The inner distance is defined as the gap between the end of read 1 and the start of read 2 on the mRNA transcript. Negative values indicate read overlap. Pairs are classified as:

sameTranscript=Yes, sameExon=Yes — both reads on the same exon
sameTranscript=Yes, sameExon=No — reads on the same transcript, different exons (distance calculated on mRNA)
sameTranscript=No — reads on different transcripts or no transcript overlap
readPairOverlap — reads overlap each other
nonExonic — one or both reads not on exons
sameChrom=No — reads on different chromosomes
unknownChromosome — chromosome not in the gene model

The histogram bins are configurable via --inner-distance-lower-bound, --inner-distance-upper-bound, and --inner-distance-step (defaults: -250 to 250, step 5).

Plot files

The inner distance plot is a histogram showing the distribution of fragment inner distances, with a Gaussian density curve (red) overlaid.

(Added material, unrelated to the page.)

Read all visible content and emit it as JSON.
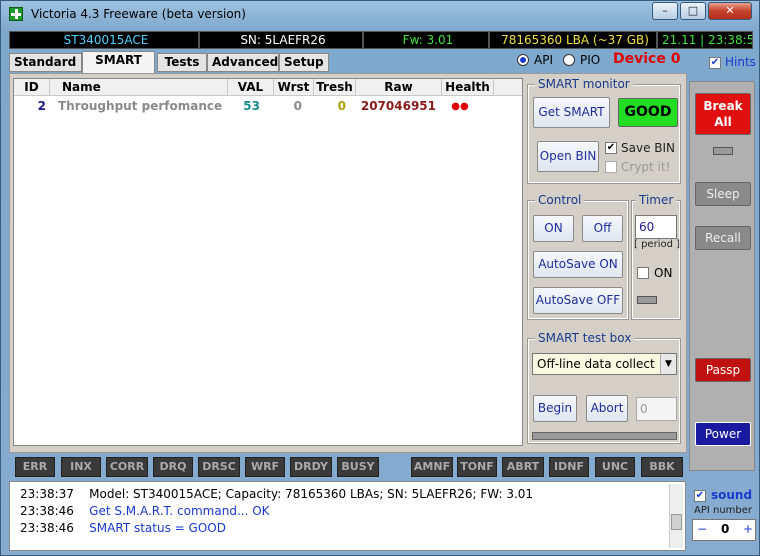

The title displays the mean and standard deviation. The distribution should be approximately normal for a well-prepared library.

Inner distance

tin (Transcript Integrity Number)

Measures transcript integrity via Shannon entropy of read coverage uniformity. A reimplementation of RSeQC’s tin.py tool. For full details, see the dedicated TIN & Gene Body Coverage documentation page.

File	Description
`{stem}.tin.xls`	Per-gene TIN scores (TSV: geneID, chrom, tx_start, tx_end, TIN)
`{stem}.summary.txt`	Summary statistics: mean, median, and standard deviation of TIN scores

TIN scores range from 0 (completely degraded) to 100 (perfectly uniform coverage). The tool uses the longest transcript per gene and samples equally-spaced positions within exonic regions.

Compatibility with RSeQC

All output files are designed to be drop-in replacements for the corresponding RSeQC Python tool output. File formats, column names, and numeric precision match the Python originals to facilitate migration from RSeQC to RustQC without downstream pipeline changes.

RustQC also generates the R scripts that RSeQC produces (for junction_annotation, junction_saturation, and inner_distance), maintaining full compatibility. However, unlike RSeQC, RustQC generates the plots directly as PNG and SVG files — there is no need to run the R scripts separately.